The incident occurred back in August 2017, where 37-year-old Natalie Rawnsley and her husband Stewart were holidaying with their two sons. They were taking part in a holiday buffet at the hotel, when Natalie noticed something strange with her chicken.
“Natalie started to eat hers and as she cut the chicken the chicken oozed red blood to which point I commented it looked bloody,” Stewart recalled, as he spoke to the Hertfordshire Mercury. "She got up took it back replaced the chicken with a different piece and came back and ate it. She had had a few mouthfuls of the other piece of chicken."

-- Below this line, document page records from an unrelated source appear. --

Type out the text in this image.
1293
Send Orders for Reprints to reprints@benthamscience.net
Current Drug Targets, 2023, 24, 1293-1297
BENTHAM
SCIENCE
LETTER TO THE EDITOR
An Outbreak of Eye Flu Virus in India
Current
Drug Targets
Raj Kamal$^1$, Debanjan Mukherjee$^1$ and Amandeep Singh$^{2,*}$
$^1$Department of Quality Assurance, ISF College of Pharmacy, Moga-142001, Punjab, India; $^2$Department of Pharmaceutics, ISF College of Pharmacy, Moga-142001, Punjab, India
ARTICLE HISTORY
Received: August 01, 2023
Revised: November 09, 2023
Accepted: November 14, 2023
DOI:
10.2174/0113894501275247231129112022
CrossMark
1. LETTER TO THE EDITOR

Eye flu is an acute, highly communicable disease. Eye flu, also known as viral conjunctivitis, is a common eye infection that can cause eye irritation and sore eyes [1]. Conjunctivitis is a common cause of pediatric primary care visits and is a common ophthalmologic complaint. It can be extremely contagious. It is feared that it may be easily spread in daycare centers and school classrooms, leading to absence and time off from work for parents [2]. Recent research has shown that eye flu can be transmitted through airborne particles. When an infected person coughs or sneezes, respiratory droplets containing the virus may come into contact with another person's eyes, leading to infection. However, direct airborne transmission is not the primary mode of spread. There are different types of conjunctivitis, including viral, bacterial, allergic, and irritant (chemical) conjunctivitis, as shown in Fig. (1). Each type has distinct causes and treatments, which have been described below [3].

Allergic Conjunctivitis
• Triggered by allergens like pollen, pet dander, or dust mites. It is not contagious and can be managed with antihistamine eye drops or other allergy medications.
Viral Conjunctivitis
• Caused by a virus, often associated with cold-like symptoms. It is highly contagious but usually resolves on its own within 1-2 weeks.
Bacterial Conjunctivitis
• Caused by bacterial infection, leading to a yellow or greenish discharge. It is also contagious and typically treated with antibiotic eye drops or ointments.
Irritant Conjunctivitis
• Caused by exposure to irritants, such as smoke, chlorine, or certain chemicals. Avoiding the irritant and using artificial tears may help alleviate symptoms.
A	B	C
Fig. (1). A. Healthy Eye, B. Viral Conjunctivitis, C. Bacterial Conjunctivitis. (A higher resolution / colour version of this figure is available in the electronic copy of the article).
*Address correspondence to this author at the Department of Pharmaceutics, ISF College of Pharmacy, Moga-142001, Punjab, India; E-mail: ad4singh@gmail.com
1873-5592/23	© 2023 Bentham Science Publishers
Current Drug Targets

Bullet dodged, this family thought - but then, Natalie fell ill. She began throwing up in the wee hours of the next morning, and after visiting a doctor, she was diagnosed with gastroenteritis. When the vomiting didn't subside, however, Stewart decided to get a second opinion.
“The second doctor said because she had been sick for so long she needed additional medical help so she was going to the medical center a number of kilometers away from the hotel," he said. Natalie continued to deteriorate, however, and soon she was moved to a hospital on the mainland. She couldn't move by that point, and her demise came shortly after.
"We were outside the door and they were in there five or ten minutes and then the same nurse came out and apologized as there wasn’t anything more she could do, and Natalie died."
Dr Shirley Radcliffe, the assistant coroner, agreed that Rawsnley had likely contracted E. coli from the buffet chicken, but also intimated that depending on your genes, food poisoning can develop into disseminated intravascular coagulation (DIC), which prevents your blood from clotting, which in turn affects your ability to stop bleeding.
“The timeline fits very well with her having developed initially gastroenteritis, but then this additional condition DIC that certain individuals can develop,” Dr Radcliffe explained. “We have to consider it’s very patient-specific; some patients will be susceptible to this and some will not.”